Last week, the U.S. Supreme Court in United States v. Windsor, 570 U.S. ___ (2013) ruled that Section 3 of the Defense of Marriage Act (DOMA) was unconstitutional. Shortly after, Janet Napolitano, the Secretary of the Department of Homeland Security (DHS), announced that President Obama had directed federal departments to ensure that the decision and its implications for federal benefits for same-sex legally married couples are implemented swiftly and smoothly. This means that same-sex couples who are legally married under the laws of any U.S. state or foreign country that recognizes same-sex marriages may sponsor and be the beneficiary of marriage-based relative visa applications where one spouse is a U.S. citizen or lawful permanent resident. Some immigration practitioners report that they have already received approvals for petitions on behalf of same-sex couples that had been filed prior to the DOMA decision, and held at the U.S. Citizenship and Immigration Services (USCIS) until now.

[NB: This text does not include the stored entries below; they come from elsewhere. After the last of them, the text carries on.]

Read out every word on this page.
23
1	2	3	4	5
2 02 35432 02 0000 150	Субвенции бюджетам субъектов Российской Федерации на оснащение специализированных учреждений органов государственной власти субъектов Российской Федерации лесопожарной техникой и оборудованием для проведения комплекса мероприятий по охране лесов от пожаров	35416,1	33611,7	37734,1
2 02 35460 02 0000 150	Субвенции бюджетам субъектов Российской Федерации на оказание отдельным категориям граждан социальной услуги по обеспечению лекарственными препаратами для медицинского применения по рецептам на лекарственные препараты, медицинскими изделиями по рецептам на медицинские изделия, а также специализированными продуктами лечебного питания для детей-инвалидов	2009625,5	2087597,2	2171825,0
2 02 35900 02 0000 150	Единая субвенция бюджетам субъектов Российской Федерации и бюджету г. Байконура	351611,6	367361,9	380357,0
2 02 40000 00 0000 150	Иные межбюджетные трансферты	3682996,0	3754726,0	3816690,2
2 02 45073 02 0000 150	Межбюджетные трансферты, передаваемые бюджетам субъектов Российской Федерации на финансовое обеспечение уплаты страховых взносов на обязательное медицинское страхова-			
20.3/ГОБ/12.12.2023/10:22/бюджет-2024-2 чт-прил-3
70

Below is a link to a webpage containing Secretary Napolitano’s statement and a list of FAQs regarding the immigration implications of the Supreme Court decision. The first point is that any U.S. citizen or lawful permanent resident may file a Form I-130 petition to sponsor his or her spouse and such petition will not be denied merely because the marriage is not between a man and a woman. The second point is that individuals will be permitted to benefit from the Supreme Court decision even if they do not live in a state that recognizes same-sex marriage. As long as an individual was married in a state or country that does recognize same-sex marriage, they may take advantage of this immigration benefit. At this time, it is not clear whether a civil union or domestic partnership would provide the same benefit as a state-recognized same-sex marriage.